Elle reçut cette raillerie avec un regard de dédain mêlé de colère.

– Réprouvé! dit-elle à voix basse et comme se parlant à elle-même, pourquoi faut-il que je sois si faible avec lui?

Puis, continuant plus haut:

– Je le vois assez clairement, vous ne m’aimez pas, et je suis auprès de vous en même estime qu’un cheval. Pourvu que je serve à vos plaisirs, qu’importe que je souffre mille maux!… C’est pour vous, pour vous seul, que j’ai consenti à souffrir les tourments de ma conscience, auprès desquels toutes les tortures que peut inventer la rage des hommes ne sont rien. Un seul mot de votre bouche me rendrait la paix de l’âme; mais ce mot, jamais vous ne le prononcerez! Vous ne voudriez pas me faire le sacrifice d’un de vos préjugés.
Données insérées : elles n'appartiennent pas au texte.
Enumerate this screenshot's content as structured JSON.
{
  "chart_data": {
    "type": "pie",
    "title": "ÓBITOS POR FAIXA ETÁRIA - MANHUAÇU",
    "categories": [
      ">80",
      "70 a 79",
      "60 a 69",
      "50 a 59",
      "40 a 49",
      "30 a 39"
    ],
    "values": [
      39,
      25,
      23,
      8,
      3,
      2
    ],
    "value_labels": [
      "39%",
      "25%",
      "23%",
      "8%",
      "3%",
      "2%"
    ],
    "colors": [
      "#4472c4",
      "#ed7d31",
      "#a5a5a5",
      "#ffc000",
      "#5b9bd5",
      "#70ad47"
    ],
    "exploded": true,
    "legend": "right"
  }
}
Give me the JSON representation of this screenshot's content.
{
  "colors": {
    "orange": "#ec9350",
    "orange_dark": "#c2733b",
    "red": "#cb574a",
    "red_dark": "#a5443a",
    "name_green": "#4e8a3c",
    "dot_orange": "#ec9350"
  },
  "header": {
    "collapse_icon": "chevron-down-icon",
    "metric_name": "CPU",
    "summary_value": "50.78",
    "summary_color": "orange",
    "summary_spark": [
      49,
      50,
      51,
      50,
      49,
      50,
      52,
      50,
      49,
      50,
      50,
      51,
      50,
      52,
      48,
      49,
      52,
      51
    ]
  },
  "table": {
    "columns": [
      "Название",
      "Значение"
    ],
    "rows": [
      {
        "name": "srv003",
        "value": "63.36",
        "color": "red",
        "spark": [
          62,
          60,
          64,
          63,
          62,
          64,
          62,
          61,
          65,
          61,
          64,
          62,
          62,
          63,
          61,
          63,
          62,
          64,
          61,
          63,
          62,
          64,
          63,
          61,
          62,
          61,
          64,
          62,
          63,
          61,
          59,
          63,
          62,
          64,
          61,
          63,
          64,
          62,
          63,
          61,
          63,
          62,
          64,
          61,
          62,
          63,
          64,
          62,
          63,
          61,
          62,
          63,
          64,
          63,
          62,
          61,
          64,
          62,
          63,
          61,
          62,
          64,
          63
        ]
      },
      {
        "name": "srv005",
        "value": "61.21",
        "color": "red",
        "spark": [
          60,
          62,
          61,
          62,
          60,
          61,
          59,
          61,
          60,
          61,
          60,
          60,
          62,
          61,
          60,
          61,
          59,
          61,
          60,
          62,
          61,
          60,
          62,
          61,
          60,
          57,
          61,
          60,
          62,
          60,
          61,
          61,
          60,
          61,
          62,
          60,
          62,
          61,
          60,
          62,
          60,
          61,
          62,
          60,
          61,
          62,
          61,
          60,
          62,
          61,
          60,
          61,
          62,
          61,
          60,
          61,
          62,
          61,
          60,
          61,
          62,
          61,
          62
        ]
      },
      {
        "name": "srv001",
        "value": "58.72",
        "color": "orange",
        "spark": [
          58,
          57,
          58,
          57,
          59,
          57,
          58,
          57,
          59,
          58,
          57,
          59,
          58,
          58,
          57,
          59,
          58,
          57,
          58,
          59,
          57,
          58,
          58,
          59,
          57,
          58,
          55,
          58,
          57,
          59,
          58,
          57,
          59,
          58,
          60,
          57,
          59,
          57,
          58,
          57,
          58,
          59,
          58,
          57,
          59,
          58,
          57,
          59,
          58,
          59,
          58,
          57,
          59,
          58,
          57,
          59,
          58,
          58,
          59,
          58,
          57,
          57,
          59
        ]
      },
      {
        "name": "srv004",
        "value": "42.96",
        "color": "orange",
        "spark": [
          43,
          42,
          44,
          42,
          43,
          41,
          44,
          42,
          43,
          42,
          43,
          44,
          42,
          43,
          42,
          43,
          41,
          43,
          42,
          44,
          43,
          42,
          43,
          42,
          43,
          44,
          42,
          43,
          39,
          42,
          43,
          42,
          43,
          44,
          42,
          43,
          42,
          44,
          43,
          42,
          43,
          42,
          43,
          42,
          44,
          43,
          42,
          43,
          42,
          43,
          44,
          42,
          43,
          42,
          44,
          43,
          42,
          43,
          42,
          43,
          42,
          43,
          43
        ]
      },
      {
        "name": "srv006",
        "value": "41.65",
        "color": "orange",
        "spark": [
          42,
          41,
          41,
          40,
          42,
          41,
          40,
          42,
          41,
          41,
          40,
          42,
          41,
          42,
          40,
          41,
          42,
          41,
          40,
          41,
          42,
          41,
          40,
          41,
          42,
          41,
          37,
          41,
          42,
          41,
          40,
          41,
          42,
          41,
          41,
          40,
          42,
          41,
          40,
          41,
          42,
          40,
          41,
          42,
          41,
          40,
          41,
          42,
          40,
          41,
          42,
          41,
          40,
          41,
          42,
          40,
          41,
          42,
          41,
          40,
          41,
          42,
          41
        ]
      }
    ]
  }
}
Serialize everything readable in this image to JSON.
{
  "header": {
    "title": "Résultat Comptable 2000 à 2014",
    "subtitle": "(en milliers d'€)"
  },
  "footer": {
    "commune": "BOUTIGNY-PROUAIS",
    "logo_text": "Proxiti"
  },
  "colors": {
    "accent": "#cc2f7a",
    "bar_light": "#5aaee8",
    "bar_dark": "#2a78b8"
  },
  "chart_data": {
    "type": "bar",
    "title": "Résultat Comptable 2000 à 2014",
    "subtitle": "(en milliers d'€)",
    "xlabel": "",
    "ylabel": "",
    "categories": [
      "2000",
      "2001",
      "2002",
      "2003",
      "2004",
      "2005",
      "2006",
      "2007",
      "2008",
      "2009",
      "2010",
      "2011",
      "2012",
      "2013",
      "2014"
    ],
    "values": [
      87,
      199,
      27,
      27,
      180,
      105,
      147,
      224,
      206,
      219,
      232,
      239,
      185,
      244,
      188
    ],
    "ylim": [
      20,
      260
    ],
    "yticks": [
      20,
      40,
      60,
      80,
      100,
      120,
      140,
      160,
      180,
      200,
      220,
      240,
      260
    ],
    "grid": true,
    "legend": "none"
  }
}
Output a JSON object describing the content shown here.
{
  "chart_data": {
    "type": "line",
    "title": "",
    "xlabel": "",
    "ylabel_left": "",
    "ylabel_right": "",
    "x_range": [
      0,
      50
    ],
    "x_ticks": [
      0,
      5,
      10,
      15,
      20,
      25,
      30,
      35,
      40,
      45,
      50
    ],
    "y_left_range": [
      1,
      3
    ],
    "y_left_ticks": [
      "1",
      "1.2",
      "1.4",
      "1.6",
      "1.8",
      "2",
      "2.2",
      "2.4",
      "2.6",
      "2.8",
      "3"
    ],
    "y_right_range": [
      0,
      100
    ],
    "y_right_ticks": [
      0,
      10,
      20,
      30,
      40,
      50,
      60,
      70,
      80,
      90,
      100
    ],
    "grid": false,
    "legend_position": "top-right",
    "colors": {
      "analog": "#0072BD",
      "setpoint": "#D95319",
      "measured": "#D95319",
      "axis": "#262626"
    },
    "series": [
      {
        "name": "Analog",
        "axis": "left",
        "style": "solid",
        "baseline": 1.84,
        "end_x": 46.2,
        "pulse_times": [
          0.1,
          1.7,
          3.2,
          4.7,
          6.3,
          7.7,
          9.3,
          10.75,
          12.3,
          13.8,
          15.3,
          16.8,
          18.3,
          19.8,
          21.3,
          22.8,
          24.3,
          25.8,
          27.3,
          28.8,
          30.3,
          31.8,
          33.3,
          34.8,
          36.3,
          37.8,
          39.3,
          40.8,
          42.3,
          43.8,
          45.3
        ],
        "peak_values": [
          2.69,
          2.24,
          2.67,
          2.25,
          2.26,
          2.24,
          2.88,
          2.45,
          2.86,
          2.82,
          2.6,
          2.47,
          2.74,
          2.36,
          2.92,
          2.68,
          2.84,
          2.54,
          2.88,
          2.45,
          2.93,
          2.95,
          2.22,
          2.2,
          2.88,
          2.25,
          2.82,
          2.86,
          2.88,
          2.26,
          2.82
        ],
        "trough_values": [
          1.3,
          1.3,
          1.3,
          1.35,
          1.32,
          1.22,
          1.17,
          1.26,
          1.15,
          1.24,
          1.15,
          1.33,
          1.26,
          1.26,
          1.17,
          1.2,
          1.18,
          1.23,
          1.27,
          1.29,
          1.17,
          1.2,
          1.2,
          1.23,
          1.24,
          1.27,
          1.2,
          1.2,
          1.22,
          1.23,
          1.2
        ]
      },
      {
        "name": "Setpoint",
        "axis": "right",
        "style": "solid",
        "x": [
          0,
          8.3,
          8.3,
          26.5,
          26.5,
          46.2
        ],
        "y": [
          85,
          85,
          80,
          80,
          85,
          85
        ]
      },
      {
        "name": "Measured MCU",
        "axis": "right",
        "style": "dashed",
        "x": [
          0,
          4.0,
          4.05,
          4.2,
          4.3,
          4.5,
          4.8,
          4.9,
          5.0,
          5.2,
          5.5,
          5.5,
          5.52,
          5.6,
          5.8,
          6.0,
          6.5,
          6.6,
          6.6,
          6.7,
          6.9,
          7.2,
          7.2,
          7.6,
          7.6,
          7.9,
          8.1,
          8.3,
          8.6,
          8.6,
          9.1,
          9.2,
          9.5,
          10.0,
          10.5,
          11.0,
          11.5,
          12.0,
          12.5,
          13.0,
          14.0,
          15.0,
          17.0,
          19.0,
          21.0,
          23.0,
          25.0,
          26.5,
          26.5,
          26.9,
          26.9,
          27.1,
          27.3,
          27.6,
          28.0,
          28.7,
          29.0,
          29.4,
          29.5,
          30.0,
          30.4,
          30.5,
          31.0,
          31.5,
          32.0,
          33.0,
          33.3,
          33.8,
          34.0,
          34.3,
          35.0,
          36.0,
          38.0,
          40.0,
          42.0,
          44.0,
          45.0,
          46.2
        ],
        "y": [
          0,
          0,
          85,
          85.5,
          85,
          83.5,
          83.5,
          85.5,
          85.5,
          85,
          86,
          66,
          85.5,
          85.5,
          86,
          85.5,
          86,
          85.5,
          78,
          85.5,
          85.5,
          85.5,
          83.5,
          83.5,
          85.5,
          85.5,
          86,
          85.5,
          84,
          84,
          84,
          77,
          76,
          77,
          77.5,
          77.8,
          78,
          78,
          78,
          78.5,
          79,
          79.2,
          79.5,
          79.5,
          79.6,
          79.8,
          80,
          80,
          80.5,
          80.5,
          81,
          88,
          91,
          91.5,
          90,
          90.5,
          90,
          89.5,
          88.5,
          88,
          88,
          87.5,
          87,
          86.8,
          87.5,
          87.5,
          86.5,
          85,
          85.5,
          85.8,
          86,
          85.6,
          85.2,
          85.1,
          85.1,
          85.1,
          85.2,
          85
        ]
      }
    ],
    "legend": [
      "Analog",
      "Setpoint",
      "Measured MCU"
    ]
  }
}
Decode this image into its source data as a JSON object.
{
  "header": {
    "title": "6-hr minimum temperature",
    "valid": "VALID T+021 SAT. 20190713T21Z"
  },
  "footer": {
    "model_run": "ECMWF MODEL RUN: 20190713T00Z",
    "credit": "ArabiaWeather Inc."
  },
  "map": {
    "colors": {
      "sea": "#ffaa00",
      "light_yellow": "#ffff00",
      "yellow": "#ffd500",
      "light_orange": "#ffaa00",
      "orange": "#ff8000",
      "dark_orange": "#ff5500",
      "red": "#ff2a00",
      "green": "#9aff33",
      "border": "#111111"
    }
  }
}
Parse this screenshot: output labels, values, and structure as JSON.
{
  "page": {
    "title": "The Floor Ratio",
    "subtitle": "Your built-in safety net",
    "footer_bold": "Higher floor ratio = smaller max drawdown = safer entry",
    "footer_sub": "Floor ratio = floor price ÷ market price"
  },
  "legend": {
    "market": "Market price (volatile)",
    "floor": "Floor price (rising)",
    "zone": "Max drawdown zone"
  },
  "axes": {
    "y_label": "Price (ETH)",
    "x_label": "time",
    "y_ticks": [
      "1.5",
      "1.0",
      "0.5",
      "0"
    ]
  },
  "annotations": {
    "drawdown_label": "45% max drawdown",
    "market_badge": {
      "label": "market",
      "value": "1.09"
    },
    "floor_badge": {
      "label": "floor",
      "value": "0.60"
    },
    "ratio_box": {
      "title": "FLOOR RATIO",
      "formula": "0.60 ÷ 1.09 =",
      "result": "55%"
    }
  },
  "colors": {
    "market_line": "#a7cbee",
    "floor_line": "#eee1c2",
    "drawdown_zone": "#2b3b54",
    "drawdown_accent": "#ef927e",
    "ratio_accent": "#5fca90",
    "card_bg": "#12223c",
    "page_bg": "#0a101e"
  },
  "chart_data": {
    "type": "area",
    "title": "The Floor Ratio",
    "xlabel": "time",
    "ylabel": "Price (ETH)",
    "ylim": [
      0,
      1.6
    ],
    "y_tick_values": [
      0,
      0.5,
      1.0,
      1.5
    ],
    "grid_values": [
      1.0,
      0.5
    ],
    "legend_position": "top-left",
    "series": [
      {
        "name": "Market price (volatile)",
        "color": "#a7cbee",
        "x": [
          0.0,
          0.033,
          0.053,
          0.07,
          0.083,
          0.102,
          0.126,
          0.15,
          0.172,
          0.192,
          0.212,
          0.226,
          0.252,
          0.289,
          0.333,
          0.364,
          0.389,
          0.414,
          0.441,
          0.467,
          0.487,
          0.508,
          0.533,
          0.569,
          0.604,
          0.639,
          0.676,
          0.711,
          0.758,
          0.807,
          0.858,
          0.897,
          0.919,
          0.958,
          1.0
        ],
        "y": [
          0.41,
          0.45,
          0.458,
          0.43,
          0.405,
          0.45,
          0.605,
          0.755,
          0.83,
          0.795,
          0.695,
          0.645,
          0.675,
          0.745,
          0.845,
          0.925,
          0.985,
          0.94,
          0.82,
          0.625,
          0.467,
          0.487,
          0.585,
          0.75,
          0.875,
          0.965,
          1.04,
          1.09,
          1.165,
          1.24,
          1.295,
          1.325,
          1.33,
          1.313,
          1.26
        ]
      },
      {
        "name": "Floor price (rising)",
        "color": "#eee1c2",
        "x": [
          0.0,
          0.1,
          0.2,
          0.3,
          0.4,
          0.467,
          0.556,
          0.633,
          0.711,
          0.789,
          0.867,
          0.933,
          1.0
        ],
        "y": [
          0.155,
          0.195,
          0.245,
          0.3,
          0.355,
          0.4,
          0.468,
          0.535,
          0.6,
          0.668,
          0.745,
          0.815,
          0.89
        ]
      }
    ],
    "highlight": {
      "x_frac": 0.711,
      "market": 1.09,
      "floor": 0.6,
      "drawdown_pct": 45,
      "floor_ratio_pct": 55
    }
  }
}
– Chère Diane, quelle persécution faut-il que j’endure! Soyez juste, et que votre zèle pour votre religion ne vous aveugle pas. Répondez-moi: pour tout ce que mon bras ou mon esprit peuvent faire, trouverez-vous ailleurs un esclave plus soumis que moi? Mais, s’il faut vous le répéter encore, je pourrais mourir pour vous, mais non croire à de certaines choses.